Implications for trade, tariffs and market access

Overview

The EU–Mercosur trade agreement is set to become one of the largest trade agreements globally, covering a combined market of more than 700 million people. Following years of negotiations, the European Commission has signaled its intention to move forward, with phased implementation expected once ratification is completed, potentially starting from 2025–2026.

For Brazil, as the largest economy within Mercosur, the agreement is expected to significantly impact trade flows, market access and international business operations.


Tariff reductions and market access

A central element of the agreement is the gradual elimination of tariffs on the majority of goods traded between the European Union and Mercosur countries.

Over time:

  • Tariffs on up to 90% of goods are expected to be reduced
  • Many product categories will move towards near-zero import duties
  • Sensitive sectors will be liberalised over longer transition periods

For European exporters, this creates improved access to the Brazilian market, particularly in industrial goods, machinery, chemicals and services.
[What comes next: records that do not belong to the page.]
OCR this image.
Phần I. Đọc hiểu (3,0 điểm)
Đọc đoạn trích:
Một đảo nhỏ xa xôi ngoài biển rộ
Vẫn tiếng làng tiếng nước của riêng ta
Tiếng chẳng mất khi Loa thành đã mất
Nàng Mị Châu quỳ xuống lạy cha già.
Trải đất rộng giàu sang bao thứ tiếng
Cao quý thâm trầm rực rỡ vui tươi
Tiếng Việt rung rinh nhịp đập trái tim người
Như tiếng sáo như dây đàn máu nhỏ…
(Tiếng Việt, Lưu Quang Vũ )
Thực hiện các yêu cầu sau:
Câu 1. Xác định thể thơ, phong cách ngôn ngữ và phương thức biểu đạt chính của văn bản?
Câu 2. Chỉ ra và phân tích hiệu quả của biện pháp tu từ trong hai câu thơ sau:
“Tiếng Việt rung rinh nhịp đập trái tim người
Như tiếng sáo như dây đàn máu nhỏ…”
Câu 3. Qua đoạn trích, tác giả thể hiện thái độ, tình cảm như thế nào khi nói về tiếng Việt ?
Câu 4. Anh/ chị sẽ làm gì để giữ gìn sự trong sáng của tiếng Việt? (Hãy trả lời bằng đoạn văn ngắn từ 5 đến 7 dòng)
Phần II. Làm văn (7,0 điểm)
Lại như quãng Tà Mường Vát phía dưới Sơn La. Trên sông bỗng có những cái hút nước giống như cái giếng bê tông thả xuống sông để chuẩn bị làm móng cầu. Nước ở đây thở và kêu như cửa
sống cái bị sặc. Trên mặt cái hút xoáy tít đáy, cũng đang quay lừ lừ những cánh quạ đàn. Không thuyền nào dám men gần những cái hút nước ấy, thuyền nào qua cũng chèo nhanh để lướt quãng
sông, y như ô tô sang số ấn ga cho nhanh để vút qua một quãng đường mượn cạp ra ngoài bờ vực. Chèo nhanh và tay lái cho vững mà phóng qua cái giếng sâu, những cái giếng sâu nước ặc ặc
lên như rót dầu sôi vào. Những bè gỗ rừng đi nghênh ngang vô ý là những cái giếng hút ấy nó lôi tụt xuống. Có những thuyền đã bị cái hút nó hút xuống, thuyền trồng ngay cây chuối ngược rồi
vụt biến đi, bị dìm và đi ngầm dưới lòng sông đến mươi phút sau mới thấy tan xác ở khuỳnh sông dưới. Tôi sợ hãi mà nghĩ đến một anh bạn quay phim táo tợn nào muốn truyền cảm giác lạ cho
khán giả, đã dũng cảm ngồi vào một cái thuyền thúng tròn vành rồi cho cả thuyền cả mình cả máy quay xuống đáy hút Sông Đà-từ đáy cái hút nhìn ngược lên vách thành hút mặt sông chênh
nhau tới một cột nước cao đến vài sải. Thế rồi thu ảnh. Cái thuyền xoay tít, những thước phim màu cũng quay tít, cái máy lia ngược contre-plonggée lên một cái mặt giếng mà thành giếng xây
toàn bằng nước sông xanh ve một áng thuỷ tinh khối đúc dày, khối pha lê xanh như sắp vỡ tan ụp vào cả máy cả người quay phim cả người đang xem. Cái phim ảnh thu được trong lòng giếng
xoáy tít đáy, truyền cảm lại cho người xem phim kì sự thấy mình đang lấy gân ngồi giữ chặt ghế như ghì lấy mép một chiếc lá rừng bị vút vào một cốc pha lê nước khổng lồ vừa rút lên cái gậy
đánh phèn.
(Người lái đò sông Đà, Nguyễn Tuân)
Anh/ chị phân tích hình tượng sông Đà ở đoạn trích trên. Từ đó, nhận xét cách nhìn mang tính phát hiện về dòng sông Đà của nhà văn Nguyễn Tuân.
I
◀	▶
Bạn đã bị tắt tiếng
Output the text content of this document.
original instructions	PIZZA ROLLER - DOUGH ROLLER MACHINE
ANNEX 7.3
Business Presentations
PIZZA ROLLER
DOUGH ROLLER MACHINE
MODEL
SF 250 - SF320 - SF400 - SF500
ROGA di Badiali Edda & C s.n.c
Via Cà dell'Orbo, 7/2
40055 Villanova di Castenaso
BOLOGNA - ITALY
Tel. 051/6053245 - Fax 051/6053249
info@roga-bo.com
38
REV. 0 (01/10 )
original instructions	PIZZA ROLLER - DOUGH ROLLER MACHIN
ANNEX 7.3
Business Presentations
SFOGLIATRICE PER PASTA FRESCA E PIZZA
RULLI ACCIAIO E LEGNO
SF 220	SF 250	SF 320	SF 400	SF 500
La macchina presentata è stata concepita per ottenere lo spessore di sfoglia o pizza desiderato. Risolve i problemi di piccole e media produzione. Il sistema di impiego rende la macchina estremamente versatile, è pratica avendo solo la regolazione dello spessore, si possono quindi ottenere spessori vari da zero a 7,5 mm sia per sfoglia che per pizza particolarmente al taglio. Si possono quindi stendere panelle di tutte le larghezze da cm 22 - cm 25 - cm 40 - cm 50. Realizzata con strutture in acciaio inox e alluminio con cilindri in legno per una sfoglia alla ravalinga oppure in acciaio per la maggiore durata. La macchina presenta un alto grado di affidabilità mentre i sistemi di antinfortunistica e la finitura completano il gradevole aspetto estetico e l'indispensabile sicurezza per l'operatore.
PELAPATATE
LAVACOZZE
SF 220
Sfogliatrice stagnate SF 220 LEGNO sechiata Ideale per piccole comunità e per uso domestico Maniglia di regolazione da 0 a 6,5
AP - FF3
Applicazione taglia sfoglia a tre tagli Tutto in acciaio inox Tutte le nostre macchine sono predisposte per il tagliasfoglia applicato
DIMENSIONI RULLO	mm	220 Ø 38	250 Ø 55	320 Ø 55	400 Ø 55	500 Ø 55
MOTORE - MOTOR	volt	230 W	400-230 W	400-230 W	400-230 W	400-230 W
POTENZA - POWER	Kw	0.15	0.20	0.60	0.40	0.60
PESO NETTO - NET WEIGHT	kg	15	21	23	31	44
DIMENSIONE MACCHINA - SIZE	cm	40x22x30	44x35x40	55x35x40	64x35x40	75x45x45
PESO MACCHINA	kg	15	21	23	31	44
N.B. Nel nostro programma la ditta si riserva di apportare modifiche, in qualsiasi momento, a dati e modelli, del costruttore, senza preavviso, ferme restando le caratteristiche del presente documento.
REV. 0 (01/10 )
Brazilian exporters, in turn, benefit from increased access to European markets, especially in agriculture and commodities.


Simplification of international transactions

Beyond tariffs, the agreement focuses on reducing non-tariff barriers and simplifying cross-border trade.

Key developments include:

  • Streamlined customs procedures
  • Greater regulatory alignment between the EU and Mercosur
  • Increased transparency in import/export requirements

These measures are expected to reduce administrative complexity and improve the efficiency of international transactions, particularly for companies operating across both regions.


Strategic implications for businesses

The agreement strengthens Brazil’s position as a gateway to the broader Mercosur region. For international companies, it provides a more predictable framework for trade and investment.

Sectors likely to see increased activity include:

  • Industrial manufacturing
  • Logistics and distribution
  • Agriculture and food production
  • Energy and infrastructure

Companies already active in Brazil may benefit from improved cost structures, while new entrants may find market access more accessible.


Outlook

While final ratification is still required, the direction of travel is clear. The EU–Mercosur agreement represents a structural shift in trade relations between Europe and South America.

For businesses engaged in international trade, the agreement is expected to lower costs, simplify operations and create new opportunities across sectors in the coming years.